Tensions and uncertainties, however, are much bigger on the Left. Traditional social democratic parties, widely seen as promoters of globalisation, neoliberalism, precarious employment and job insecurity since the 1990s and the Third Way’s unfulfilled promises, are facing hard times.
In 2017 Germany’s SPD ended with its worst election result since World War Two, and in Bavaria it was just the fifth most voted party in 2018, with less than half of the votes obtained five years earlier. As to the French Socialists, in five years they lost 249 of the 279 seats they had obtained in the National Assembly in 2012. Sweden’s Social Democrats have to go back to 1908 to find a worse result than the 28.3% of the votes received in last year’s national elections. What can the Left do to turn such a tide?
One possibility is to go ‘populist’, following the lead of Spain’s Podemos, the French alliance supporting Melenchon (La France Insoumise) or the German Greens in 2018. All these groups have scored well in the latest elections and demonstrated the importance of direct and inclusive communication to ‘ordinary people’ and particularly those feeling ‘left behind’ by globalisation’s ruthless dynamics.
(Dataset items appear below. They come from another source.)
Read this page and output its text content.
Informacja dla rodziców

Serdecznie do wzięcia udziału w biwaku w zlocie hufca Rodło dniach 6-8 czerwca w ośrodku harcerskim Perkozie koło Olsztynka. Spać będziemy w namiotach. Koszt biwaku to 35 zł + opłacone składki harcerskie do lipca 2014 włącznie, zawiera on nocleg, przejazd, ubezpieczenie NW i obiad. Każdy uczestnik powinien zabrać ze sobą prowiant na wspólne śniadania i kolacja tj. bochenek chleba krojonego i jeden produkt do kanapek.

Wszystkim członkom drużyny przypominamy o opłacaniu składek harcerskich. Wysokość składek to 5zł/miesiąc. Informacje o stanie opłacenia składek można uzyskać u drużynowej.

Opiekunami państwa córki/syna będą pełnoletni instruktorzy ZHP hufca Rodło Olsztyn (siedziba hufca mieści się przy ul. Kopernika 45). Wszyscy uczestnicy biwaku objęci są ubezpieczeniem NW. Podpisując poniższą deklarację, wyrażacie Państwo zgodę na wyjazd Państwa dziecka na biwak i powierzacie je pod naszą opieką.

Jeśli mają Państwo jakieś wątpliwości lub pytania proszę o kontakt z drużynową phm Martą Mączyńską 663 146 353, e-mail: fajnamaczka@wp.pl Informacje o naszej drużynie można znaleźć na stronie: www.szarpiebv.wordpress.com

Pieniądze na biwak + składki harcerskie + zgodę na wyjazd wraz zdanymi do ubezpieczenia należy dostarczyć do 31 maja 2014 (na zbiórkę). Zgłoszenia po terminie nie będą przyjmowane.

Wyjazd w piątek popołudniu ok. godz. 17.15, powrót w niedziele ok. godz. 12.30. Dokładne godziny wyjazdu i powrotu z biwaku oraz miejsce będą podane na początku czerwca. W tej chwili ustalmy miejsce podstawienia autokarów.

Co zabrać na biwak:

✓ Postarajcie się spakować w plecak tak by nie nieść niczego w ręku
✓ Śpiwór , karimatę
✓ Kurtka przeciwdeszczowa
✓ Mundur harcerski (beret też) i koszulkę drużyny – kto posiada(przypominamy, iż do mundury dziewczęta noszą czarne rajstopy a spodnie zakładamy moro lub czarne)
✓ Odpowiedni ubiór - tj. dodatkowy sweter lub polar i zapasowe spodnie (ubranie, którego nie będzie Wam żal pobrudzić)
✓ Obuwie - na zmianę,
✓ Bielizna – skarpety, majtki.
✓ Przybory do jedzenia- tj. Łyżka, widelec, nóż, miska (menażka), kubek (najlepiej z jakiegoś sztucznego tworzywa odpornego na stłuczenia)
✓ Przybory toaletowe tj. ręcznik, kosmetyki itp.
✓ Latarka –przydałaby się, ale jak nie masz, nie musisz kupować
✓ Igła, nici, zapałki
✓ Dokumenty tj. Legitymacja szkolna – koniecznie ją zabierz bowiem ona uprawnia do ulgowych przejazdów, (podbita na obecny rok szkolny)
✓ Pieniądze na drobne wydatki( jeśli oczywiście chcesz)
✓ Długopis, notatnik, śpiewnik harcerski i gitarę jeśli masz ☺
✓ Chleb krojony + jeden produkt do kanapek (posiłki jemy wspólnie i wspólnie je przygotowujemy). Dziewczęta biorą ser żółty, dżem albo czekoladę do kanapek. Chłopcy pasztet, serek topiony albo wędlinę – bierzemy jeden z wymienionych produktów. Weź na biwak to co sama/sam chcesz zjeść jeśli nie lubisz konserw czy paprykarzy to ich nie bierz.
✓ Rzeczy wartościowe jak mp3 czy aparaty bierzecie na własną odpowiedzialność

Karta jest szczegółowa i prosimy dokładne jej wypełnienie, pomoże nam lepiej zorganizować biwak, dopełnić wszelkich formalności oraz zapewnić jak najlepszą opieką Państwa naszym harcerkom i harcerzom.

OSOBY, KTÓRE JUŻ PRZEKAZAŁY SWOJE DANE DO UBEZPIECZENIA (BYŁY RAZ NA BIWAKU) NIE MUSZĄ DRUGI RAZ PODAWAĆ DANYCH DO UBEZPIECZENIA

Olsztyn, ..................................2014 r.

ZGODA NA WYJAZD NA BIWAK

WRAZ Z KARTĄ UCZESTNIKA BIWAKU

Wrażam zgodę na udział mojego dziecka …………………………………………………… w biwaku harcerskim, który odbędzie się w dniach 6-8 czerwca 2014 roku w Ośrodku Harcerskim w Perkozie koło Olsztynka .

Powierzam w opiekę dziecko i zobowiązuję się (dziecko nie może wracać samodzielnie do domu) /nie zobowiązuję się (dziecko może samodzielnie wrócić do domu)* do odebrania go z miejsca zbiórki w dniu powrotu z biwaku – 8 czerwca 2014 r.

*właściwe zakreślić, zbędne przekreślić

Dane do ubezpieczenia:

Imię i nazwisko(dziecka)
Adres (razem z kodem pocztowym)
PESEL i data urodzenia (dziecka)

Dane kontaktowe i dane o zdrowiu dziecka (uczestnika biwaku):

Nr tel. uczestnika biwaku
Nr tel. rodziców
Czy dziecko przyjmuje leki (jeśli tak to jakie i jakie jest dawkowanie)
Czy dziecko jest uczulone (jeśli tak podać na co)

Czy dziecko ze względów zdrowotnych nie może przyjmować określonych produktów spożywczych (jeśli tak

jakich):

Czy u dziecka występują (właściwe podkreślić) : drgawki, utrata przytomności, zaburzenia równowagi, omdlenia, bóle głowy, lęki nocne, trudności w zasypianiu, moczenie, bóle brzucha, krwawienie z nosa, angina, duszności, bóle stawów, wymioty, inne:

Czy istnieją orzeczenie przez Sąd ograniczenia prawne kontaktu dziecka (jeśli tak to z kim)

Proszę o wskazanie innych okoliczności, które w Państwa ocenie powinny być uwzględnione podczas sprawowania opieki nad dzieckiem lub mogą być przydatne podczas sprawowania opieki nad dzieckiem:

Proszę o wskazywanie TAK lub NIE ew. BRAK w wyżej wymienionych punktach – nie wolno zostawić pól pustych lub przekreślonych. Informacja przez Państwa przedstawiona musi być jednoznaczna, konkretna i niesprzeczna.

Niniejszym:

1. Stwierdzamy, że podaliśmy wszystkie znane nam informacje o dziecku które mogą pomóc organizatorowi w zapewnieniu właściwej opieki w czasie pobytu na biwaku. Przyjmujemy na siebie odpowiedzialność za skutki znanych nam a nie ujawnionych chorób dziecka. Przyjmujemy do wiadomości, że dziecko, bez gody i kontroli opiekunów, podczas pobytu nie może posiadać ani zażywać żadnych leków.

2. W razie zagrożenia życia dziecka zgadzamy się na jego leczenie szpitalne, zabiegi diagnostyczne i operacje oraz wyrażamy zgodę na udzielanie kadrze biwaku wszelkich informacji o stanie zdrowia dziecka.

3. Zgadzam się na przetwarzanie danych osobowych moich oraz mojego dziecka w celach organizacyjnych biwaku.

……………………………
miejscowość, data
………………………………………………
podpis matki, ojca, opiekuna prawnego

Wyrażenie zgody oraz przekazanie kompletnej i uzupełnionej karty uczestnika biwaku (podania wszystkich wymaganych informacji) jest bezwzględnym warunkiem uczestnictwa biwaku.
This is a key point, but is it enough to represent the way forward? One limit of the leftist ‘populism’ has often been the lack of common positions on international aspects. While the German Greens have usually been pro-European, for example, the Nordic Green is traditionally Eurosceptic, and La France Insoumise has to negotiate its way among a variety of views. In a world of growing international tensions and rising challenges to the western liberal order (especially China’s and other powers’ rise), the ‘international’ dimension deserves deeper attention.
At the same time, the persistence of neoliberal discipline calls for a stronger focus on social and economic rights, and the value of human labour. Issues of identity, gender, ecology have to be complemented by a renewed focus on labour, as has been proposed by the likes of Corbyn and Sanders. Where privatisations have failed (think about infrastructures all over Europe, from Britain’s railways to Italy’s motorways), citizens should take control back. Left-wing parties should also re-emphasise a well-rounded political education in both theory and practice, combining ‘high politics’ and ‘street politics’, the social media and actually meeting people from all walks of life.
Furthermore, the Left should re-emphasise the importance of supranationalism, particularly in Europe. Nation-states have long lost power, but very little has been done at the European level; if anything, the EU has become more and more subservient to the neoliberal paradigm. And yet only a truly European state could enact significant social legislation. In addition, European integration was often thought of and can still be a true example of multicultural co-existence. It might be late, but European federalism should return to the agenda, and as a leftist proposal.
In 2019 many elections will take place – for the EU Parliament and some European countries but also in Canada, India, Indonesia, among others. Against a rapidly rising new ‘Right’, somewhat eclectic but better-defined, the ‘Left’ will stand a chance if it relaunches an agenda of social rights and supranationalism. After all, they are the most logical responses to neoliberalism and nationalism – the two crucial problems of the latest decades.